30 October 2015
Friday of the Thirtieth Week in Ordinary Time
Today’s gospel mentions a man who was suffering from dropsy. Dropsy is a condition of swelling in one’s limbs due to the accumulation of water in bodily tissues or in a body cavity. The term “dropsy” has been replaced in current medical parlance with “edema,” I’m not sure why.
The question posed by Jesus is whether it is lawful to cure a man with edema on the Sabbath or not. The answer seems obvious to us, but, to the Pharisees, the answer was not so obvious. They could reason that if God commanded us to refrain from working on the Sabbath, and if to heal an illness is to work, then we ought to refrain from healing illnesses on the Sabbath.
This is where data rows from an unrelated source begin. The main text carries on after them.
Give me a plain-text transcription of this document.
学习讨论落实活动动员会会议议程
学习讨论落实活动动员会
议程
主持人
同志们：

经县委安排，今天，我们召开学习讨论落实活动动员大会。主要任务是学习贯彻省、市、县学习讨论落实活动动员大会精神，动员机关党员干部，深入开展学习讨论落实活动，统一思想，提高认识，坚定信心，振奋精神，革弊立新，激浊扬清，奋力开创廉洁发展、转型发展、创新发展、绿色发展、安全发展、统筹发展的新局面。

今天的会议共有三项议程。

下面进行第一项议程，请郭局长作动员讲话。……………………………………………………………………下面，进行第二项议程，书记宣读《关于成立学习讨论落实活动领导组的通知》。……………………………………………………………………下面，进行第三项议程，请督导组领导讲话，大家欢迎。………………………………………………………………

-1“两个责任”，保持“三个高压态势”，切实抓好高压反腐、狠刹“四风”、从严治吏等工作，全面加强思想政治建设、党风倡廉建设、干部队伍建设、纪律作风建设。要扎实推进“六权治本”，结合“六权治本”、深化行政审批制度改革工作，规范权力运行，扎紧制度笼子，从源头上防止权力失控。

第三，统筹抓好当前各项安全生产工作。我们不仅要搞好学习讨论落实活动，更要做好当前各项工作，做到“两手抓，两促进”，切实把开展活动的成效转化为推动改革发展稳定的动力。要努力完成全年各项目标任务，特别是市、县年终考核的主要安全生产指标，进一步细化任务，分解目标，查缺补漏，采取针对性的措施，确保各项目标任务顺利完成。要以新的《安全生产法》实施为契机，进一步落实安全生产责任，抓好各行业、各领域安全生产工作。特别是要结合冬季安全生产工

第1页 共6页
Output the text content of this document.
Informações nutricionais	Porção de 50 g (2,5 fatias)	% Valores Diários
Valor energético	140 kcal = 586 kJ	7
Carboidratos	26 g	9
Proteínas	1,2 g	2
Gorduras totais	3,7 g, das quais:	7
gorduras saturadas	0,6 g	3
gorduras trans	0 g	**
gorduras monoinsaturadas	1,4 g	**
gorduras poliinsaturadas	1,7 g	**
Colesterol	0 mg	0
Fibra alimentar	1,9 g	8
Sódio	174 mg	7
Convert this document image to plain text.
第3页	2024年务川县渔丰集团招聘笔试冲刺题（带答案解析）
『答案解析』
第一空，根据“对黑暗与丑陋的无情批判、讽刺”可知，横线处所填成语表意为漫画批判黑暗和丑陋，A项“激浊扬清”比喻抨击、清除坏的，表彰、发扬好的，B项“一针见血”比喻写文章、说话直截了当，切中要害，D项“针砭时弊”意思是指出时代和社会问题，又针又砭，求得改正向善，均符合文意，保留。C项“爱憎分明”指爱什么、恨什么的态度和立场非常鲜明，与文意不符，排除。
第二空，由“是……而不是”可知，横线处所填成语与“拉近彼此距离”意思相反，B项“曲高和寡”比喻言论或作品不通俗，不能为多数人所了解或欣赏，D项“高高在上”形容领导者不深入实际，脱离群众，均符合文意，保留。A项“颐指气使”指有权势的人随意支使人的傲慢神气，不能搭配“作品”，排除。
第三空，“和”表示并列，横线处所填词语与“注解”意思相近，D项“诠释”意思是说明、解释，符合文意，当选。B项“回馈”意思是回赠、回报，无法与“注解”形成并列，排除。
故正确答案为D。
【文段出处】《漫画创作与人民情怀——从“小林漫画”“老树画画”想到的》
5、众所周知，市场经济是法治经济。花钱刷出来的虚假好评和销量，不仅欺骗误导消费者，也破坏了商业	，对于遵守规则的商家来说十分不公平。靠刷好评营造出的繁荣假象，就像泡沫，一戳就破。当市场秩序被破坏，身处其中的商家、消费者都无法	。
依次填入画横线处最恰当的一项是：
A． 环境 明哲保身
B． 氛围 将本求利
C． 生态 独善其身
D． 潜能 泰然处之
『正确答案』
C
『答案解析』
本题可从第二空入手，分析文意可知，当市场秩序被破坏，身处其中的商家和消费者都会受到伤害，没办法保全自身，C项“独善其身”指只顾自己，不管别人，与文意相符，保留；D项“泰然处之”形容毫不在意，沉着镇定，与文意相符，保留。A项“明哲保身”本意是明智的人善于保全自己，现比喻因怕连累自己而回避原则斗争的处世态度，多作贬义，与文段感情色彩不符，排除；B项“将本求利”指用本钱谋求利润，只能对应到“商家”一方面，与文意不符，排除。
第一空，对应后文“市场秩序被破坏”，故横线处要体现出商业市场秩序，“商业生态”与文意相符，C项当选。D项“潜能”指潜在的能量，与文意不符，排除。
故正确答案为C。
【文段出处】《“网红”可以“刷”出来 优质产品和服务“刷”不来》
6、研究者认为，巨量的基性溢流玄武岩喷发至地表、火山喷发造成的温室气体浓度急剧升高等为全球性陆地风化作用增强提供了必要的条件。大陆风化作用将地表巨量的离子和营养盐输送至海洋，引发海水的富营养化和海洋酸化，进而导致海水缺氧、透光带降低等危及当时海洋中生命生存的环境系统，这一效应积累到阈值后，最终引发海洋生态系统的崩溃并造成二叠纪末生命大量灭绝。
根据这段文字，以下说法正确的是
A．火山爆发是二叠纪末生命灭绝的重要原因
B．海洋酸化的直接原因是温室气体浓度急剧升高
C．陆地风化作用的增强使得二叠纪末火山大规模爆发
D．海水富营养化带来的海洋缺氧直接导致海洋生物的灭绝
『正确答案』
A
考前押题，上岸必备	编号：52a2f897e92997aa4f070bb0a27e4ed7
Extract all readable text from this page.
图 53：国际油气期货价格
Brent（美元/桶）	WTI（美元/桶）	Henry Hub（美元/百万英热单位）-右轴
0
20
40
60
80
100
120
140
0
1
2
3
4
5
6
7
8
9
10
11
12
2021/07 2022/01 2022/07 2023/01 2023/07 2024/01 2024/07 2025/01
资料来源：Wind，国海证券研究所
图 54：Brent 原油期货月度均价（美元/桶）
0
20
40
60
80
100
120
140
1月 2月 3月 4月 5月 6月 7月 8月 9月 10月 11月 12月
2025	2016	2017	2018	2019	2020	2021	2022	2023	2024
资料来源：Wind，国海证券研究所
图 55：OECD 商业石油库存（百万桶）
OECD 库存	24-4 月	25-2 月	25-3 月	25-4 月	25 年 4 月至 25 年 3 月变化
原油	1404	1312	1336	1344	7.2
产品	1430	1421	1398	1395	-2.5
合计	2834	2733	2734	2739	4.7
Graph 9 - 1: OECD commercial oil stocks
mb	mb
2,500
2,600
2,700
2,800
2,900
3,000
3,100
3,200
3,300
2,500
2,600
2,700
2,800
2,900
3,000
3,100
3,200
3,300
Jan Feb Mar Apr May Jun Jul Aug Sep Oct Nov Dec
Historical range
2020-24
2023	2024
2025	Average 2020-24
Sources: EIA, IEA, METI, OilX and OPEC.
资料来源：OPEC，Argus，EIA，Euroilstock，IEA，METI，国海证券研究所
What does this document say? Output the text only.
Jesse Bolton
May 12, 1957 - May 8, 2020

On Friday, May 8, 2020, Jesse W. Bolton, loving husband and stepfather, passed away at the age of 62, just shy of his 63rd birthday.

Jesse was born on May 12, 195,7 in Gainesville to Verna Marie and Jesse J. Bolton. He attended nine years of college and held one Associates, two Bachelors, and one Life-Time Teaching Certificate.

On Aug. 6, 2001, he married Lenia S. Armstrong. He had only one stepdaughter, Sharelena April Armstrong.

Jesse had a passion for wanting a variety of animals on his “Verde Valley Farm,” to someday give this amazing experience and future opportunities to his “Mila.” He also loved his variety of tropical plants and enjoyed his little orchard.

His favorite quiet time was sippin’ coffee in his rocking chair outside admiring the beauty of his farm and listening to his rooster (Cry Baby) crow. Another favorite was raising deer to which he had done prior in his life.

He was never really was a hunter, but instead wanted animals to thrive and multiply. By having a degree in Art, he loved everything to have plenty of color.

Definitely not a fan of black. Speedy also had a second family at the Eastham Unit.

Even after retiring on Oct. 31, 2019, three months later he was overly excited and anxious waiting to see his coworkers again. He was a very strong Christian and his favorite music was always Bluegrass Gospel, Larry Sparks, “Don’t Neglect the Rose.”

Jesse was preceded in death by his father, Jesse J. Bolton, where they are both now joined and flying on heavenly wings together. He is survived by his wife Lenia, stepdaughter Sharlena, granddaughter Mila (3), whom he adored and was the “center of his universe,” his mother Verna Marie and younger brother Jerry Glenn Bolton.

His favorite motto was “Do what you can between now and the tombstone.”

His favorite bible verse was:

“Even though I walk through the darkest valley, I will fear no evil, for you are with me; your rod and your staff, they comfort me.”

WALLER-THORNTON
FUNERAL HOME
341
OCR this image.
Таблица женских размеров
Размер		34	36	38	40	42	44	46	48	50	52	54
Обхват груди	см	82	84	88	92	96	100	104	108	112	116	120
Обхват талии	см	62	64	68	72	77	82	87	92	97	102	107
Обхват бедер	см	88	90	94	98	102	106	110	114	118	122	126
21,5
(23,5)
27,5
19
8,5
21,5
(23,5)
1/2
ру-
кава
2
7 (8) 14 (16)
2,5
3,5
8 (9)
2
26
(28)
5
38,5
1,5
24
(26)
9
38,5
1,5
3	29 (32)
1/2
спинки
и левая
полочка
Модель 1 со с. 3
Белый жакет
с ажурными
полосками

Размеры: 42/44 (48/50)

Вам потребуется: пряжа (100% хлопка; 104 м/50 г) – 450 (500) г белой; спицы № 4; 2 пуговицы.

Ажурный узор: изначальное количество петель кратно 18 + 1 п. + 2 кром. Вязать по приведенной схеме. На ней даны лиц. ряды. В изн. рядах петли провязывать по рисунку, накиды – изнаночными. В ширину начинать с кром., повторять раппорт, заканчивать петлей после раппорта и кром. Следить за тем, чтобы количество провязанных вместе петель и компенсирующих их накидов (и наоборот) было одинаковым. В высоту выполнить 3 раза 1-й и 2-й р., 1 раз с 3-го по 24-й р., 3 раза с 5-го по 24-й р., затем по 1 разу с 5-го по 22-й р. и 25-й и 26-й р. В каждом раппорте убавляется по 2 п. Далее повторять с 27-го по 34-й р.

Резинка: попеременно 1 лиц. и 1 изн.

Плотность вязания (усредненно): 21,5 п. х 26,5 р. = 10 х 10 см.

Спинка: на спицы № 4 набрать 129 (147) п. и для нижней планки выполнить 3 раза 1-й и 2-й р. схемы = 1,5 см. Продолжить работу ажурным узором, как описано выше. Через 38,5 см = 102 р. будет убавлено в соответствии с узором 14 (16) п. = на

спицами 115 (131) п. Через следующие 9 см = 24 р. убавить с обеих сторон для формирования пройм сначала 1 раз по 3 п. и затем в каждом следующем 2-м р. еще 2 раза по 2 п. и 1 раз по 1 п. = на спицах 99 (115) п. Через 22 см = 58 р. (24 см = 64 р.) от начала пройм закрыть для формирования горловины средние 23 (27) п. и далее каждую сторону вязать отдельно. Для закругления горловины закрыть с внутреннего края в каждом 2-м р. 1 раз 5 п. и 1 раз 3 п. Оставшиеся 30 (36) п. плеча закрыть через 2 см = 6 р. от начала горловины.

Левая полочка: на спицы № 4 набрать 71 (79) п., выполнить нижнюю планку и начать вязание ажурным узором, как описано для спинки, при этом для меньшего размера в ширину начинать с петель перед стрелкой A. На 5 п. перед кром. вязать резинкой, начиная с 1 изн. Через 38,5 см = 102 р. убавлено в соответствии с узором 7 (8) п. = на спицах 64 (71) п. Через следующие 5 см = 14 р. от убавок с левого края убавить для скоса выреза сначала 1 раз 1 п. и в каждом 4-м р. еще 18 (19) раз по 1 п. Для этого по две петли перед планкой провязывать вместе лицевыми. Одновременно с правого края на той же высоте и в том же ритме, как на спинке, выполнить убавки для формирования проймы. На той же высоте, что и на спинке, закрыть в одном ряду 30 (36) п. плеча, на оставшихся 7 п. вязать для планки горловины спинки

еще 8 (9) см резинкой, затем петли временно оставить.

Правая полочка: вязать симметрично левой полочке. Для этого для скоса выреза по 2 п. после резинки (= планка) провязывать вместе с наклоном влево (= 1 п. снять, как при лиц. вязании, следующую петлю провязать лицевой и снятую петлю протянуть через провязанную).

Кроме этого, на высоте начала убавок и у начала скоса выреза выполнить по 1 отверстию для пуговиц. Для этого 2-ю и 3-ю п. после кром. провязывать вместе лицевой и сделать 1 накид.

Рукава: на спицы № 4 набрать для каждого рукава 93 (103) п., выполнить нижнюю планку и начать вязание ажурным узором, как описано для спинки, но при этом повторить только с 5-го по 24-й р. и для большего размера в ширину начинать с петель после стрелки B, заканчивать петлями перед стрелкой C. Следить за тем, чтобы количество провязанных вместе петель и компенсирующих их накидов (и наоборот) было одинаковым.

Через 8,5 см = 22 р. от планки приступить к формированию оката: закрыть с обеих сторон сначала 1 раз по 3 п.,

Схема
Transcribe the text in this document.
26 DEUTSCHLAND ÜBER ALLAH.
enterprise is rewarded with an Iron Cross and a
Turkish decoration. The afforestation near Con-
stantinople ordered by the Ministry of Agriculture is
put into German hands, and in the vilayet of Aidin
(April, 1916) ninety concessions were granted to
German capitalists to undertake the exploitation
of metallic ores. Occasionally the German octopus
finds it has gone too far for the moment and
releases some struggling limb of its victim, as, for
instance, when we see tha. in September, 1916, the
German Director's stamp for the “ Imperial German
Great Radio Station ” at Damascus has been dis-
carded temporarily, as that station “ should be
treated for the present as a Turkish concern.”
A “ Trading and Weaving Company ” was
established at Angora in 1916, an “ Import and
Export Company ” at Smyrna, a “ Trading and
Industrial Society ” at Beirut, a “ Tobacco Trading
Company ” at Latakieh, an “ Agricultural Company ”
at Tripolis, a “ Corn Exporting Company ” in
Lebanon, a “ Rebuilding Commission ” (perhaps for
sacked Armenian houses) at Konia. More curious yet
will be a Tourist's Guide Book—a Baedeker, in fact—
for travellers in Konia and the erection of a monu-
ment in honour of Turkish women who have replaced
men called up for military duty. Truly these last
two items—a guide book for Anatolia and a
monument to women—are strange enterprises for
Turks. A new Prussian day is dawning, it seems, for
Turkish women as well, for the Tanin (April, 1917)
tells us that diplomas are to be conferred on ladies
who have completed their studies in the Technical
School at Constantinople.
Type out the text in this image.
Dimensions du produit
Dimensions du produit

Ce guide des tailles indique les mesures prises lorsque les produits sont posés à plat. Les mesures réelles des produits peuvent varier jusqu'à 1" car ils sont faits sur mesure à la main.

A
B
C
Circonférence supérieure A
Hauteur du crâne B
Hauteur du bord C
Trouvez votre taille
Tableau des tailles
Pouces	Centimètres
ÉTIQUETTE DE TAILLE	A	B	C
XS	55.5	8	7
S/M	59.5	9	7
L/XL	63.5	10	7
Jesus pushes this logic. If lifting people up is work, then ought we to refrain from lifting a person out of a pit on the Sabbath?
The way out of the puzzle is not trying to delineate what’s work and what’s not work, or what’s rest and what’s not. The commandment hinges upon the purpose for the Sabbath rest. We must rest on the Sabbath not for the sake of rest itself, but to worship God. If someone rests on the Sabbath but does not worship God, that would be to miss the point, to sin.
For us, then, the question becomes: how do we worship God on the Sabbath? Is it any different from any other day of the week? What service of God do we perform especially on Sundays, and in a way that sets Sundays apart from all other days?